O Soldado
Meu nome é Wilson Botelho.
Tenho 31 anos e estive engajado em um pelotão de reconhecimento, pertencente ao 3º Batalhão de Infantaria da 1ª Divisão da FEB, na Itália durante a II Grande Guerra, com patente de Cabo. Como eu já havia feito serviço militar, me destaquei nos exercícios de combate e logo fui promovido a Cabo.
Antes de vir pra este inferno, eu era balconista numa loja de tecidos no Rio de Janeiro.
Envolvido pelo patriotismo romântico que assolava os corações de tantos brasileiros, me engajei como voluntário. Não fazia a menor idéia do que poderia ser uma guerra, muito menos de como seria minha vida neste país tão distante.
Existia um clima de expectativa no ar prenunciando algo de grande. Alguns falam na tomada da colina de Monte Castelo. Não sabia se era ou não verdade, mas sabia que neste momento, haviam nos ordenado fazer um reconhecimento uma área infestada de nazistas.
O pelotão era formado de um tenente, um sargento, um cabo (que era eu) um soldado operador de rádio e quatro soldados.
Saímos logo que escureceu.
Percorremos um longo trecho sem sermos vistos pelo inimigo. A sorte parecia estar ao nosso lado.

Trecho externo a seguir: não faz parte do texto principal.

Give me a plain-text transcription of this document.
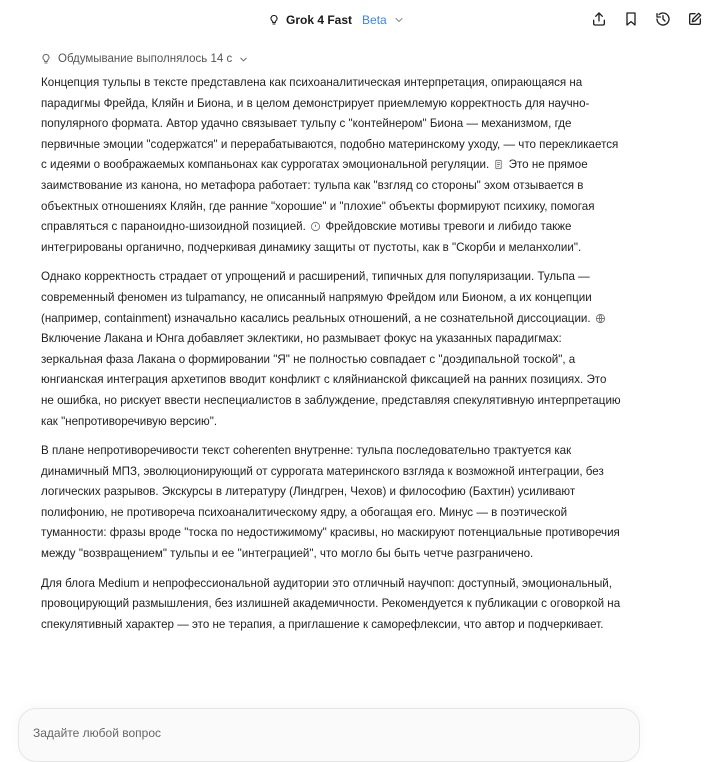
Grok 4 Fast Beta
Обдумывание выполнялось 14 с

Концепция тульпы в тексте представлена как психоаналитическая интерпретация, опирающаяся на парадигмы Фрейда, Кляйн и Биона, и в целом демонстрирует приемлемую корректность для научно-популярного формата. Автор удачно связывает тульпу с "контейнером" Биона — механизмом, где первичные эмоции "содержатся" и перерабатываются, подобно материнскому уходу, — что перекликается с идеями о воображаемых компаньонах как суррогатах эмоциональной регуляции. Это не прямое заимствование из канона, но метафора работает: тульпа как "взгляд со стороны" эхом отзывается в объектных отношениях Кляйн, где ранние "хорошие" и "плохие" объекты формируют психику, помогая справляться с параноидно-шизоидной позицией. Фрейдовские мотивы тревоги и либидо также интегрированы органично, подчеркивая динамику защиты от пустоты, как в "Скорби и меланхолии".

Однако корректность страдает от упрощений и расширений, типичных для популяризации. Тульпа — современный феномен из tulpamancy, не описанный напрямую Фрейдом или Бионом, а их концепции (например, containment) изначально касались реальных отношений, а не сознательной диссоциации.  Включение Лакана и Юнга добавляет эклектики, но размывает фокус на указанных парадигмах: зеркальная фаза Лакана о формировании "Я" не полностью совпадает с "доэдипальной тоской", а юнгианская интеграция архетипов вводит конфликт с кляйнианской фиксацией на ранних позициях. Это не ошибка, но рискует ввести неспециалистов в заблуждение, представляя спекулятивную интерпретацию как "непротиворечивую версию".

В плане непротиворечивости текст coherenten внутренне: тульпа последовательно трактуется как динамичный МПЗ, эволюционирующий от суррогата материнского взгляда к возможной интеграции, без логических разрывов. Экскурсы в литературу (Линдгрен, Чехов) и философию (Бахтин) усиливают полифонию, не противореча психоаналитическому ядру, а обогащая его. Минус — в поэтической туманности: фразы вроде "тоска по недостижимому" красивы, но маскируют потенциальные противоречия между "возвращением" тульпы и ее "интеграцией", что могло бы быть четче разграничено.

Для блога Medium и непрофессиональной аудитории это отличный научпоп: доступный, эмоциональный, провоцирующий размышления, без излишней академичности. Рекомендуется к публикации с оговоркой на спекулятивный характер — это не терапия, а приглашение к саморефлексии, что автор и подчеркивает.

Задайте любой вопрос
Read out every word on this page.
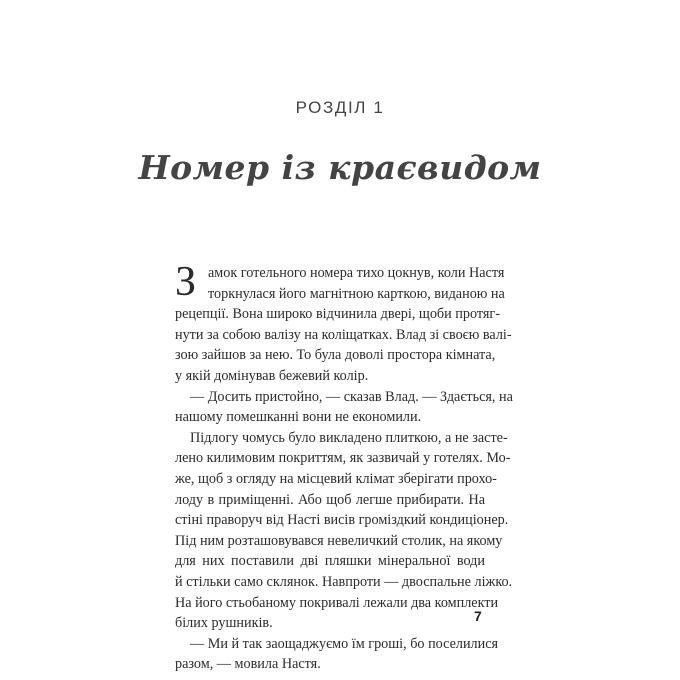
РОЗДІЛ 1
Номер із краєвидом
З амок готельного номера тихо цокнув, коли Настя
торкнулася його магнітною карткою, виданою на
рецепції. Вона широко відчинила двері, щоби протяг-
нути за собою валізу на коліщатках. Влад зі своєю валі-
зою зайшов за нею. То була доволі простора кімната,
у якій домінував бежевий колір.
— Досить пристойно, — сказав Влад. — Здається, на
нашому помешканні вони не економили.
Підлогу чомусь було викладено плиткою, а не засте-
лено килимовим покриттям, як зазвичай у готелях. Мо-
же, щоб з огляду на місцевий клімат зберігати прохо-
лоду в приміщенні. Або щоб легше прибирати. На
стіні праворуч від Насті висів громіздкий кондиціонер.
Під ним розташовувався невеличкий столик, на якому
для них поставили дві пляшки мінеральної води
й стільки само склянок. Навпроти — двоспальне ліжко.
На його стьобаному покривалі лежали два комплекти
білих рушників.
— Ми й так заощаджуємо їм гроші, бо поселилися
разом, — мовила Настя.
7
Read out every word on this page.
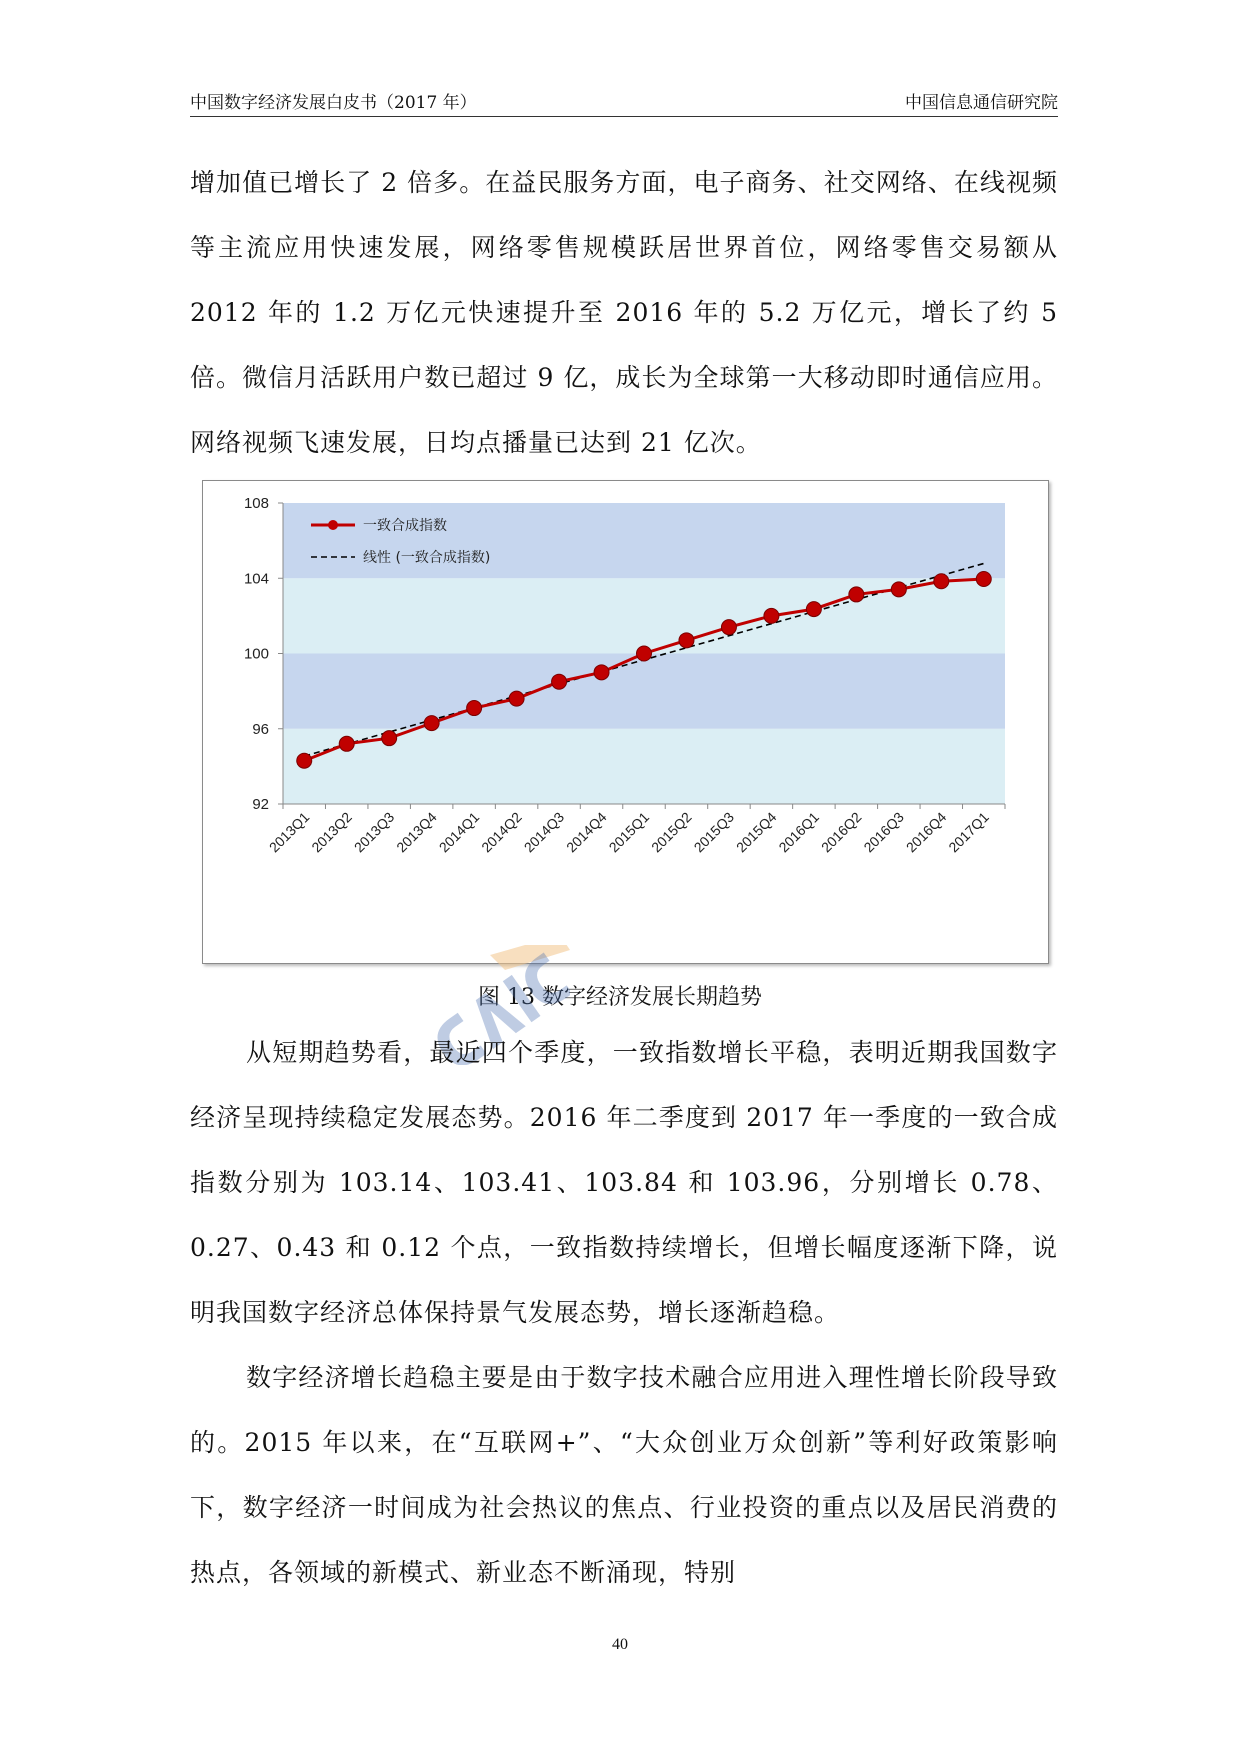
中国数字经济发展白皮书（2017 年）	中国信息通信研究院

增加值已增长了 2 倍多。在益民服务方面，电子商务、社交网络、在线视频等主流应用快速发展，网络零售规模跃居世界首位，网络零售交易额从 2012 年的 1.2 万亿元快速提升至 2016 年的 5.2 万亿元，增长了约 5 倍。微信月活跃用户数已超过 9 亿，成长为全球第一大移动即时通信应用。网络视频飞速发展，日均点播量已达到 21 亿次。

92
96
100
104
108
2013Q1
2013Q2
2013Q3
2013Q4
2014Q1
2014Q2
2014Q3
2014Q4
2015Q1
2015Q2
2015Q3
2015Q4
2016Q1
2016Q2
2016Q3
2016Q4
2017Q1
一致合成指数
线性 (一致合成指数)
图 13 数字经济发展长期趋势

从短期趋势看，最近四个季度，一致指数增长平稳，表明近期我国数字经济呈现持续稳定发展态势。2016 年二季度到 2017 年一季度的一致合成指数分别为 103.14、103.41、103.84 和 103.96，分别增长 0.78、0.27、0.43 和 0.12 个点，一致指数持续增长，但增长幅度逐渐下降，说明我国数字经济总体保持景气发展态势，增长逐渐趋稳。

数字经济增长趋稳主要是由于数字技术融合应用进入理性增长阶段导致的。2015 年以来，在“互联网+”、“大众创业万众创新”等利好政策影响下，数字经济一时间成为社会热议的焦点、行业投资的重点以及居民消费的热点，各领域的新模式、新业态不断涌现，特别

40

Mas tudo que é bom dura pouco.
- Abaixem-se! – falou baixinho o nosso sargento, fazendo sinal que o inimigo estava logo adiante.
Senti um nó na garganta. Era minha primeira missão em patrulha. Desde que havia chegado, não tinha tido a oportunidade de dar um único tiro e nem visto um único nazista.
Ficamos deitados no chão molhado, imóveis e atentos. Meu coração acelerou e sentia dificuldades de engolir a saliva.
Ouvimos passos vindo em nossa direção. Olhei para meu companheiro ao lado e percebi sua tensão. Eu devia estar com a fisionomia igualmente a dele. Assustado.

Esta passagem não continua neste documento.